Implementation details

First, I tried "plain" policy gradient on Tic Tac Toe, and convergence was slow (which seems reasonable). The demo seems able to learn to avoid playing the positions where a piece is already there (which is an allowed move, but with a high penalty). The score rises from negative values to 0, because the opponenet is a random player who automatically chooses from empty squares. I only trained for several minutes. After that, the score does not rise much above 0, and I am too impatient to continue training.

The next step is to put the symmetric NN into the reinforcement learner. Here I need to change the state representation.

The "old" state vector is just a simple array of size 3 × 3 = 9, with each array element taking on values {1,0,-1} for players 1 and -1, and empty = 0.

The new state vector uses a sequence of moves to represent the state. This is because I want the new state to be a set of propositions, not just one big proposition.

Each proposition = (x, y, p) is a vector of dimension 3, where (x, y) is the 3 × 3 square position and p represents player 1, -1 or empty (0). All 3 numbers can vary continuously; We just map some intervals to the discrete values. This is analogous to the way we would embed "concepts" in vector space in the future.

This results in the symmetric NN looking like this:

where the overall symmetrtic function F has the form:

F( x1, ..., xn ) = g( h(x1) + ... + h(x1) ).

To run

(NOTE: I am currently transitioning the code to pyTorch)

Requires

 TensorFlow 2.0
 or pyTorch 1.12.1
 Python 3.8

For example, on my Ubuntu computer I'd activate the virtual environment:

 source ~/venv/bin/activate

Run this to install Gym TicTacToe:

 pip3 install gym==0.19.0
 cd gym-tictactoe
 python setup.py install

To check Gym version, in Python:

 >>> from gym.version import VERSION
 >>> print(VERSION)

To run the experiments:

 python run_TicTacToe.py

This will show a menu of choices:

  1. PyTorch, symmetric NN
  2. PyTorch, fully-connected NN
  3. TensorFlow, symmetric NN
  4. TensorFlow, fully-connected NN
  5. PyTorch, Transformer [new!]

The other python programs are broken because I've modified RL_brain.py:

run_CartPole.py run_MountainCar.py

This is a plot to compare the performance of "fully-connected" (blue) and "symmetric" (red) NN:

Convergence can be observed early on (1000-2000), but afterwards performance remains unstable though above average. This behavior is observed in both the "plain" and "symmetric" version, indicating that it might be a problem in the policy gradient approach as applied to this game.

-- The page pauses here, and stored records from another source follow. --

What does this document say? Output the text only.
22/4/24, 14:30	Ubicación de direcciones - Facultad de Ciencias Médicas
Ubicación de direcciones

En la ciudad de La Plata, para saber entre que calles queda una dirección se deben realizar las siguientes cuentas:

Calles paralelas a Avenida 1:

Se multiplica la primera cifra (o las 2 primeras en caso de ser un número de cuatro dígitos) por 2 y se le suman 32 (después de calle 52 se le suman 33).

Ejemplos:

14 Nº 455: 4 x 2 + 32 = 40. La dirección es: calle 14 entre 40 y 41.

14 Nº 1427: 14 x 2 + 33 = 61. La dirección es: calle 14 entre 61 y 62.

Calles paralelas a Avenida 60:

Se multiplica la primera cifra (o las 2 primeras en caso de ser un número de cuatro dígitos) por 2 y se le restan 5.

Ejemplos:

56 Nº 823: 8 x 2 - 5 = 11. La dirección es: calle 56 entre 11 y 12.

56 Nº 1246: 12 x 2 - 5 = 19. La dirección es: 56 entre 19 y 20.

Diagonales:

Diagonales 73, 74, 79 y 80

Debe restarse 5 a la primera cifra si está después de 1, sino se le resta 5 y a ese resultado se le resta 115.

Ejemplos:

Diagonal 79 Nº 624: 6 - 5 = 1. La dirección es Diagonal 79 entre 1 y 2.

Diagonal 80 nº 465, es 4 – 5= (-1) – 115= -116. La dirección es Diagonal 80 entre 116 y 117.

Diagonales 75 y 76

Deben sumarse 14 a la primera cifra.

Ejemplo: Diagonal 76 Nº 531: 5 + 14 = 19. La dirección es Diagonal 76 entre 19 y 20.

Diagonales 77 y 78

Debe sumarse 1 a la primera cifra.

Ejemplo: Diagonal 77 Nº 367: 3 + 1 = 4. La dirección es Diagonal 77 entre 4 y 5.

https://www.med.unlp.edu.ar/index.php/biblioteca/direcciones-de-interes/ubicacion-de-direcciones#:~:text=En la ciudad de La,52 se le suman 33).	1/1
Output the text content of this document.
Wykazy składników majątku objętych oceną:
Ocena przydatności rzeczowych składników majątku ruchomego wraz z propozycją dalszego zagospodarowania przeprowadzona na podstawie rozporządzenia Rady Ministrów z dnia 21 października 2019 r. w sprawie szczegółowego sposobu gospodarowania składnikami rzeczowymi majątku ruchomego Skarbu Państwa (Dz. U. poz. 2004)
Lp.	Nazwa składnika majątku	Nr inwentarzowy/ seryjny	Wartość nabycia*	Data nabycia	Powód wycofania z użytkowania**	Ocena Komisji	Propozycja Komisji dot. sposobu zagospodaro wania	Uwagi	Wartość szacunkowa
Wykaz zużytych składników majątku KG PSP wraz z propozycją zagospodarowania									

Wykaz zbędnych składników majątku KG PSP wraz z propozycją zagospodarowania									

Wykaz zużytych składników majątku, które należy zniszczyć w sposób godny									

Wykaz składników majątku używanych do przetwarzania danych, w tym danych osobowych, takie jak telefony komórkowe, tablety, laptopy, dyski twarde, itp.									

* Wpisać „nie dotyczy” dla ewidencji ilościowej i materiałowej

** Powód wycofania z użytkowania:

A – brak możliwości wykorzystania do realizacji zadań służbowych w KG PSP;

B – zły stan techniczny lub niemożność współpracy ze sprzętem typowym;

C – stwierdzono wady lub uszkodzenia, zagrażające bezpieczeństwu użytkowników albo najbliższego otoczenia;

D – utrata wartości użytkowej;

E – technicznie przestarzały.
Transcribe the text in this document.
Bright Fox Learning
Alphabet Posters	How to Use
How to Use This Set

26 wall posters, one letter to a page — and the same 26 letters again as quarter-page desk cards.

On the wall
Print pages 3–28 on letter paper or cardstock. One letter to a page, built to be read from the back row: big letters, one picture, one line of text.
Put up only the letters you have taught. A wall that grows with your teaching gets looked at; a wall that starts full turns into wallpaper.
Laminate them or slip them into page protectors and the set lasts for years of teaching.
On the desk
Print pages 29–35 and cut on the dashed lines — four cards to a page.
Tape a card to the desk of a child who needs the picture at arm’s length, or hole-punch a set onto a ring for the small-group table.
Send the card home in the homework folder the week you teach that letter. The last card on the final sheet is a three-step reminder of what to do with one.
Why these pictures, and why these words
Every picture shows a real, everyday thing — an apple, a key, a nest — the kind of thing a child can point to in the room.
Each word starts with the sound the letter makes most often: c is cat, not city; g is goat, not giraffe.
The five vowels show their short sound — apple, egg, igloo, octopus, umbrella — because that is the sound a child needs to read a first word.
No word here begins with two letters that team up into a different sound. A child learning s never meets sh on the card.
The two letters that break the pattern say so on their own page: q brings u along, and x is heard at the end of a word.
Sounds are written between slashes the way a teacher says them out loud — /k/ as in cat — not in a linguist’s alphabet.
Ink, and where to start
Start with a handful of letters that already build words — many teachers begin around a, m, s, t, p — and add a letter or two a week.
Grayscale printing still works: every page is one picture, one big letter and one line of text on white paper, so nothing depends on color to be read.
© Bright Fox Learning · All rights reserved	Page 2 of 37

To plot graphs like the above: (This can be run during training!)

python plot.py

The program will list a choice of all data files in the directory。

Code comments

The following variables are roughly equivalent:

pyTorch version TensorFlow version
rewards tf_vt, ep_rs_norm
policy_history all_act

Notice that each episode is one game of Tic Tac Toe, which is a sequence of (state, action, reward) tuples. This sequence increments according to the AI player's moves, ie, each time step consists of one AI move and one "other" move.


(The following are some notes for my personal reference)

From pyTorch version:

rewards = rewards centered at mean value / standard deviation

loss = policy_history x rewards

where policy_history is updated in choose_action().

From Tensorflow version:

loss = reduce_mean( neg_log_prob * tf_vt )

neg_log_prob = softmax cross-entropy of (logits = all_act = output of NN)

tf_vt = discounted_ep_rs_norm = "rewards" in pyTorch version

logits = all_act = output of NN (as a batch, therefore it has the required length).